Smoke threading from chimneys and frost-coated windshields are indicating that cold weather is upon us. With that, the threat of house fires increases, as we button down for the winter, turn on furnaces and stoke stoves.

Oct. 9-15 is National Fire Prevention Week, a reminder that burning fuel — wood, oil, propane — in a well-maintained system is vitally important. Deadly fires attributed to heating equipment peak during the darkest, coldest months of winter, and they are the second leading cause, behind cooking-mishaps and unattended cooking, of home fires, according to the National Fire Protection Association.

From 2005 to 2009, an average of 64,100 house fires occurred annually in the U.S. resulting from faulty heating equipment. The majority of those fires were caused by failure to clean chimneys free of creosote. In Maine, where many heat with wood in old homes constructed around brick and cement fireplaces, there are approximately 500 chimney fires each year, according to the Maine State Fire Marshal’s Office.

Across the country, house fires are reported constantly: Approximately every other minute a report of some form of house fire is called into the local fire department. On average, seven people die every day, victims of fire, the Fire Protection Association reports. While there are accidents and we can’t stop lightning from setting a home ablaze, the majority of fires are preventable and we can protect against human error.

That includes keeping flammable objects well away from the heart source. Half of home heating fire deaths resulted from fires caused by heating equipment too close to upholstered furniture, clothing, mattresses or bedding.

Roughly two-thirds of home fire deaths occur in homes with no smoke alarms or no working smoke alarms; yet smoke detectors are, more often than not, the single greatest reason why families escape unharmed when fire strikes in the middle of the night. Approximately one in five smoke alarm failures are due to dead batteries and they should be checked regularly. It might be helpful to choose a particular birthday or holiday on which to conduct a test. Just do it.

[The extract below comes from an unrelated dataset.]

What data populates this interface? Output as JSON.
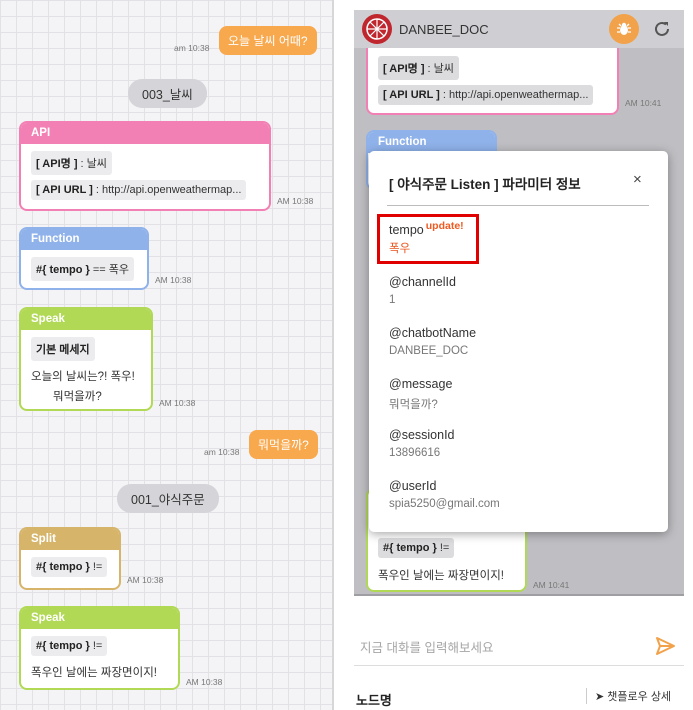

Families also need to have fire safety plans that include alternative escape routes from a house and an agreed-upon meeting place outside, safely away from the structure. If one is an apartment renter and a building is not equipped with properly functioning detectors, contact the code department at the town office or local fire department.

Multi-level homes should be equipped with specially designed ladders that can be used to escape from an upper floor when stairways and doors are blocked by fire and smoke.

Fire extinguishers should be kept in homes and checked according to the instructions that come with them. It’s also a good idea to practice with an extinguisher if unfamiliar with the device.

And with darkness overtaking the hours of sunlight we have a day, there is increased use of candles in the home. Keep this in mind: On average, there are 35 home candle fires reported per day, with two-fifths of these fires started in the bedroom. More than half of all candle fires start when things that can burn are too close to the candle.

There is no substitute for preparation when it comes to keeping families safe from fire. Set aside some time this week to get the family together and talk about what to do in case fire strikes, and to practice exiting the home. And check the smoke detectors!